I am unclear about how to interpret the value of the Standard Error of the Mean (SEM) directly. For example, when a mean is reported as 5.00 + 0.50SEM, how do you directly relate the 0.50 to 5.00?
To quickly run through the basic theory concerning the standard error:
- The standard deviation (SD) is a measure of dispersion around the mean
- The SEM is the SD of the sampling distribution for the sample mean
- This sampling distribution is derived from the means of an infinite number of samples from a statistical population and is normally distributed according to the Central Limit Theorem
- In a normal distribution, 68.3% of (randomly selected) values fall within +1SD, 95.4% +2SD and 99.7% +3SD
- The SEM decreases with increasing sample size
QUESTION 1: Given points 2) and 4) is it correct to interpret the SEM in the same way as SD as a descriptive statistic? That is, for a sample with mean 5.00 and SEM 0.50, is it correct to conclude the true population mean lies between 4.50 and 5.50 with probability 68.3%?

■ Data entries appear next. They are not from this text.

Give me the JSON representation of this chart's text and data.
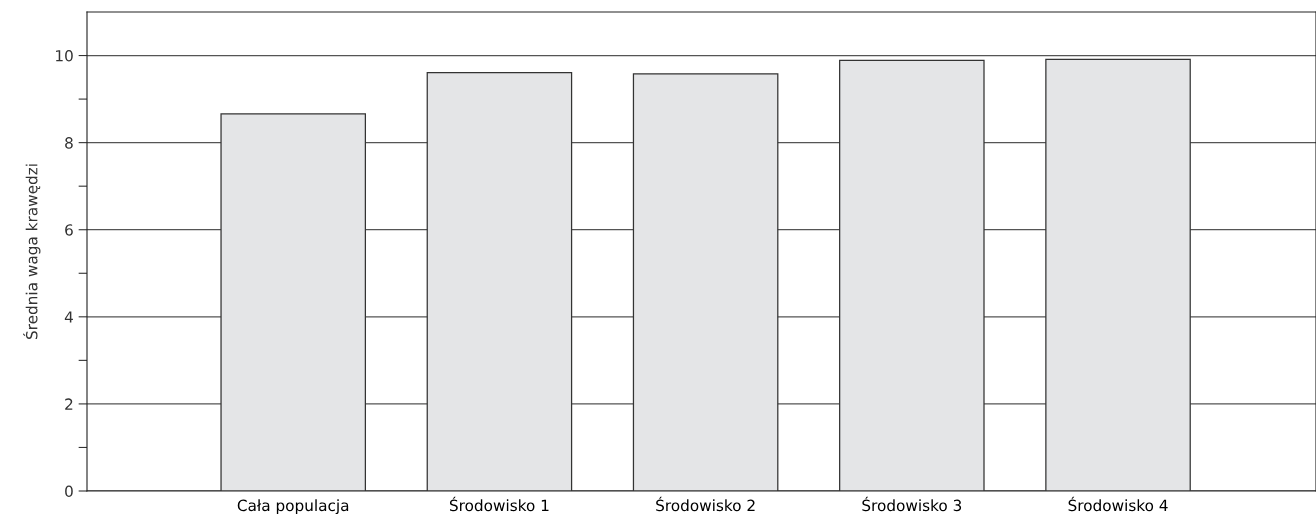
{
  "chart_data": {
    "type": "bar",
    "ylabel": "Średnia waga krawędzi",
    "categories": [
      "Cała populacja",
      "Środowisko 1",
      "Środowisko 2",
      "Środowisko 3",
      "Środowisko 4"
    ],
    "values": [
      8.66,
      9.61,
      9.58,
      9.89,
      9.91
    ],
    "color": "#e4e5e7",
    "ylim": [
      0,
      11
    ],
    "yticks": [
      0,
      {
        "value": 1,
        "label": null
      },
      2,
      {
        "value": 3,
        "label": null
      },
      4,
      {
        "value": 5,
        "label": null
      },
      6,
      {
        "value": 7,
        "label": null
      },
      8,
      {
        "value": 9,
        "label": null
      },
      10
    ],
    "grid": "y",
    "legend": false
  }
}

QUESTION 2: For a given statistical population being sampled, does the sampling distribution change with sample size (given point 5)? i.e. should point 3) be: "...derived from the means of an infinite number of samples of a given size from a statistical population..."?
QUESTION 3: Since the SEM is not calculated directly but estimated from the SD of a sample, what effect does departure from a normal distribution of the sample have on calculation of the SEM? Put another way, if a sample has for example a highly skewed distribution, calculating the SD is inappropriate (it is a property of a normal distribution only), so can the SEM still be estimated reliably from the SD?